When its students reached 16 and were ready to move on to high school (gymnasium), they could be missing out on opportunities enjoyed by other students around the country whose schools followed the Swedish school law, the review noted.
Some parents have long been angered by the school's behaviour.
"Unfortunately, and I speak on behalf of all parents, we are like captives here," explained one anonymous parent to The Local."A lot of the families with children there don't have a choice. There's no other option for international families."
The school has been run by the City of Lund since 2006 and does not follow the Swedish curriculum, instead following the primary and middle school programmes set up by the International Baccalaureate Organization (IBO).
Inspectors said on Sunday that the school failed in many of its obligations set out by law, and that many of the points had been brought up with them almost five years ago.
For example, in 2008 the inspectorate had pointed out that the school did not teach the children woodwork, sewing, or home economics, which is mandatory in Swedish schools but not part of the IBO's PYP and MYP programmes.
The teachers were also found to use exclusively the grading system set out by the international organization, instead of Swedish standards.

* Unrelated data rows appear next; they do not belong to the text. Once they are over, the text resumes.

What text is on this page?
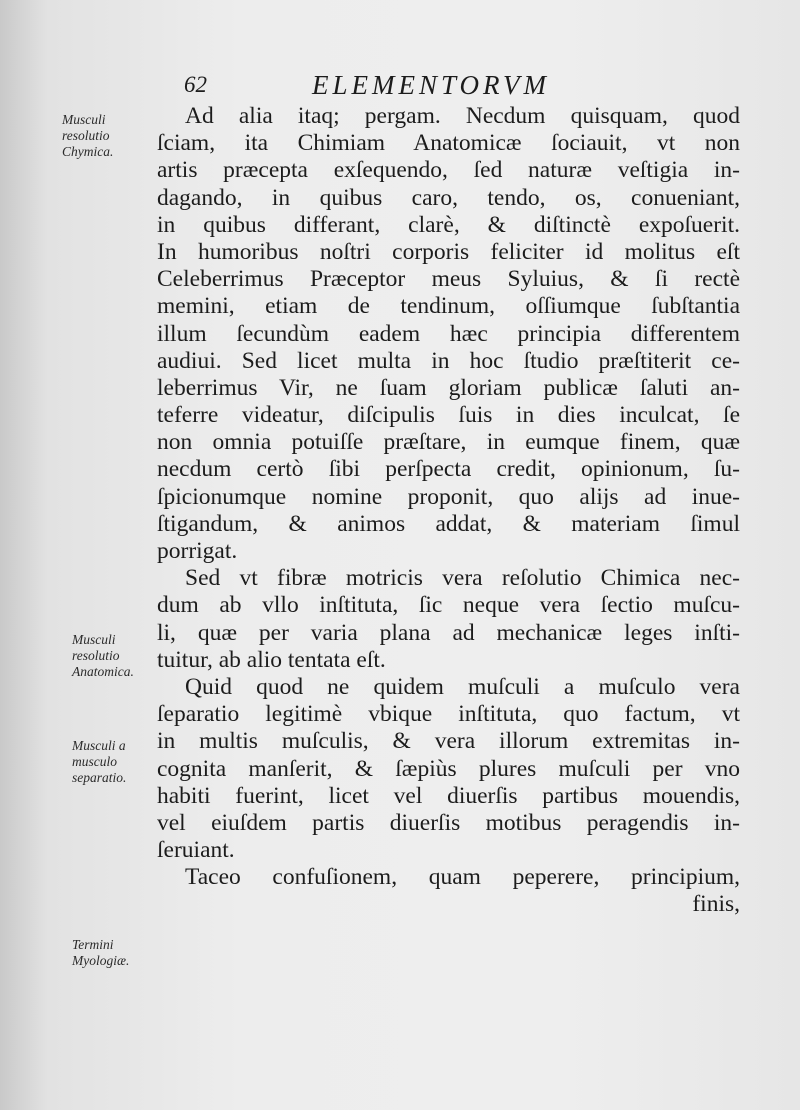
62	ELEMENTORVM
Musculi resolutio Chymica.
Musculi resolutio Anatomica.
Musculi a musculo separatio.
Termini Myologiæ.
Ad alia itaq; pergam. Necdum quisquam, quod
ſciam, ita Chimiam Anatomicæ ſociauit, vt non
artis præcepta exſequendo, ſed naturæ veſtigia in-
dagando, in quibus caro, tendo, os, conueniant,
in quibus differant, clarè, & diſtinctè expoſuerit.
In humoribus noſtri corporis feliciter id molitus eſt
Celeberrimus Præceptor meus Syluius, & ſi rectè
memini, etiam de tendinum, oſſiumque ſubſtantia
illum ſecundùm eadem hæc principia differentem
audiui. Sed licet multa in hoc ſtudio præſtiterit ce-
leberrimus Vir, ne ſuam gloriam publicæ ſaluti an-
teferre videatur, diſcipulis ſuis in dies inculcat, ſe
non omnia potuiſſe præſtare, in eumque finem, quæ
necdum certò ſibi perſpecta credit, opinionum, ſu-
ſpicionumque nomine proponit, quo alijs ad inue-
ſtigandum, & animos addat, & materiam ſimul
porrigat.
Sed vt fibræ motricis vera reſolutio Chimica nec-
dum ab vllo inſtituta, ſic neque vera ſectio muſcu-
li, quæ per varia plana ad mechanicæ leges inſti-
tuitur, ab alio tentata eſt.
Quid quod ne quidem muſculi a muſculo vera
ſeparatio legitimè vbique inſtituta, quo factum, vt
in multis muſculis, & vera illorum extremitas in-
cognita manſerit, & ſæpiùs plures muſculi per vno
habiti fuerint, licet vel diuerſis partibus mouendis,
vel eiuſdem partis diuerſis motibus peragendis in-
ſeruiant.
Taceo confuſionem, quam peperere, principium,
finis,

The inspector clearly understood that keeping to the foreign system made it easier for children whose parents move around a lot internationally to pass from one school to another with grades easily interpreted in the new place. Yet such reasoning was not grounds for disregarding Swedish law, the report underlined.
The lengthy report also said it was clear that the school only focused on making sure it was in line with the foreign system's regulations, and not its compliance with Swedish rules.
They further slammed the school for not offering German as a third language in the school, instead only offering French and Spanish. The IB system is constructed around English, French and Spanish, but German is still a key language taught in Swedish schools.
"The fact that the school was fined brings no surprises to me," the anonymous parent said.
"A lot of us have been calling for change over the years, but it has always felt like we were met with a wall of arrogance and incompetence," the parent said. The parent hastened to add that the critique was not aimed at the teachers, rather at the management.
The Education Ministry will now look into the report and aims to publish a report by the end of the month.
The school's principal Ulrika Wiman told The Local that the issue was one for the Lund Municipality and politicians to handle. She declined to comment until the ministry's report is published.
The school itself must ensure it abides by Swedish law before August this year if the fine is to be avoided.
"It is of course our responsibility to abide the law," said Louise Rehn Winsborg, chair of the Education Committee of the City of Lund, in a statement. "But we would like to await the results of the investigation. This question has been raised by us already in 2009 and has been on-going since."